Il y a ceux qui, au lieu de se focaliser sur leur propre sort, veulent contribuer à l’amélioration de celui d’autrui. C’est le cas de Ali Janah, 21 ans, président de Maroc Avenir.
C’est un mercredi comme les autres au sein du collège Al Manar à Casablanca. A midi, en se ruant vers la sortie comme à leur habitude, les élèves s’arrêtent devant un jeune homme de taille moyenne qui fait son entrée dans l’établissement, et commencent à l’acclamer, le saluant chacun à son tour. Ce jeune, c’est Ali Janah. Et si ces élèves lui réservent un accueil si chaleureux, c’est qu’ils savent qu’ils lui sont redevables.

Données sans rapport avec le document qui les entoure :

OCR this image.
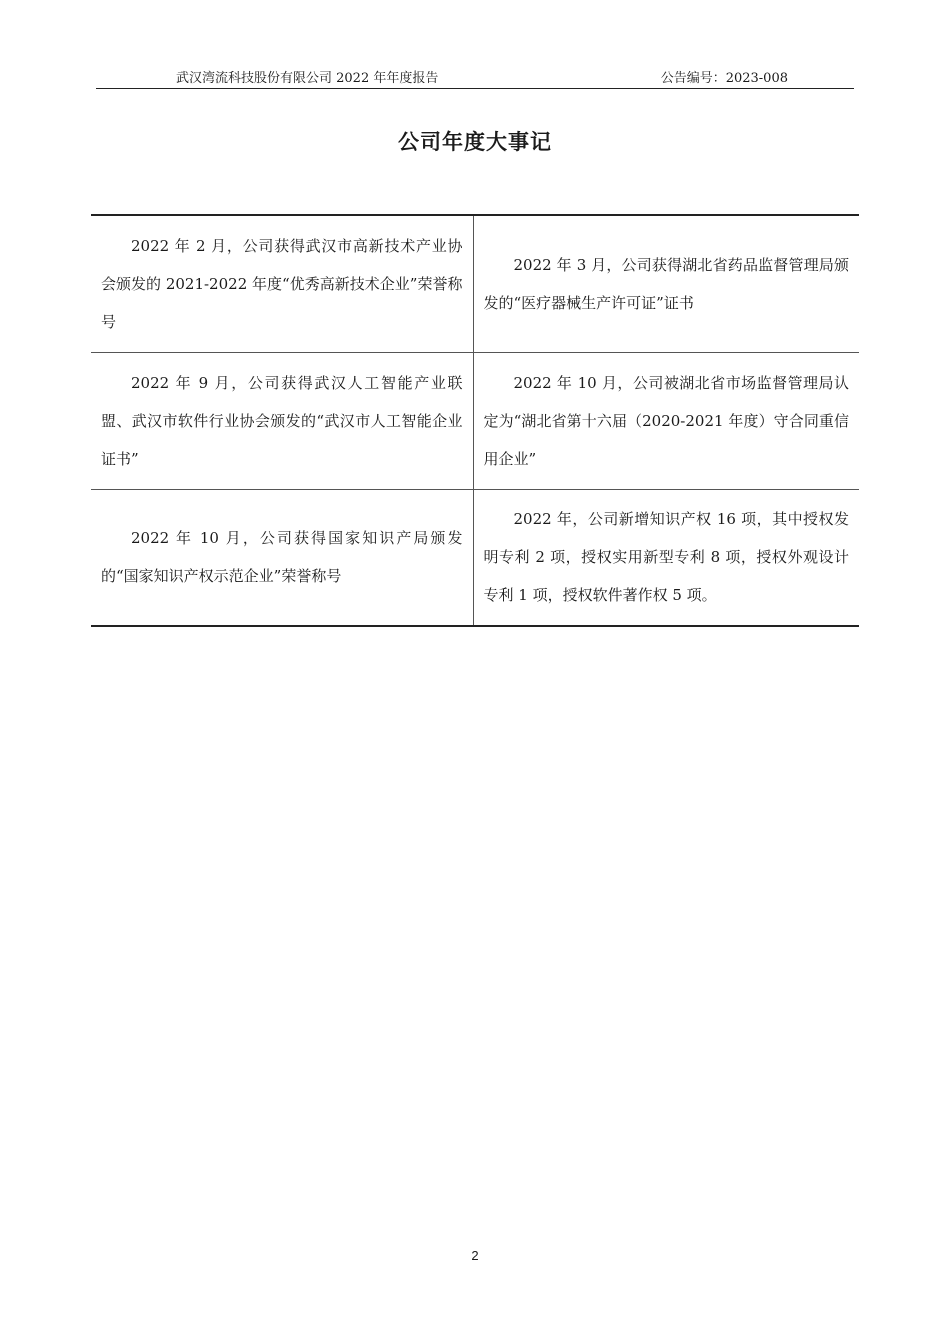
武汉湾流科技股份有限公司 2022 年年度报告	公告编号：2023-008
公司年度大事记
2022 年 2 月，公司获得武汉市高新技术产业协会颁发的 2021-2022 年度“优秀高新技术企业”荣誉称号	2022 年 3 月，公司获得湖北省药品监督管理局颁发的“医疗器械生产许可证”证书
2022 年 9 月，公司获得武汉人工智能产业联盟、武汉市软件行业协会颁发的“武汉市人工智能企业证书”	2022 年 10 月，公司被湖北省市场监督管理局认定为“湖北省第十六届（2020-2021 年度）守合同重信用企业”
2022 年 10 月，公司获得国家知识产局颁发的“国家知识产权示范企业”荣誉称号	2022 年，公司新增知识产权 16 项，其中授权发明专利 2 项，授权实用新型专利 8 项，授权外观设计专利 1 项，授权软件著作权 5 项。
2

C’est en mars 2011 qu’il fonde l’Association Maroc Avenir. Constituée d’une trentaine de jeunes étudiants bénévoles, Maroc Avenir s’est fixé pour but d’accompagner, de valoriser et d’orienter de jeunes élèves en difficulté scolaire, issus de milieux défavorisés. Le concept est simple : chaque membre parraine un élève ou plusieurs, afin de l’aider à combler ses lacunes en lui prodiguant gratuitement les cours de soutien dont il a besoin dans une matière, ou plusieurs. Encore embryonnaire, voire inconnue il y a quelques mois, l’association commence petit à petit à se faire un nom, notamment sur facebook où sa page regroupe plus de 1 500 adhérents, et à travers ces différents événements trimestriels.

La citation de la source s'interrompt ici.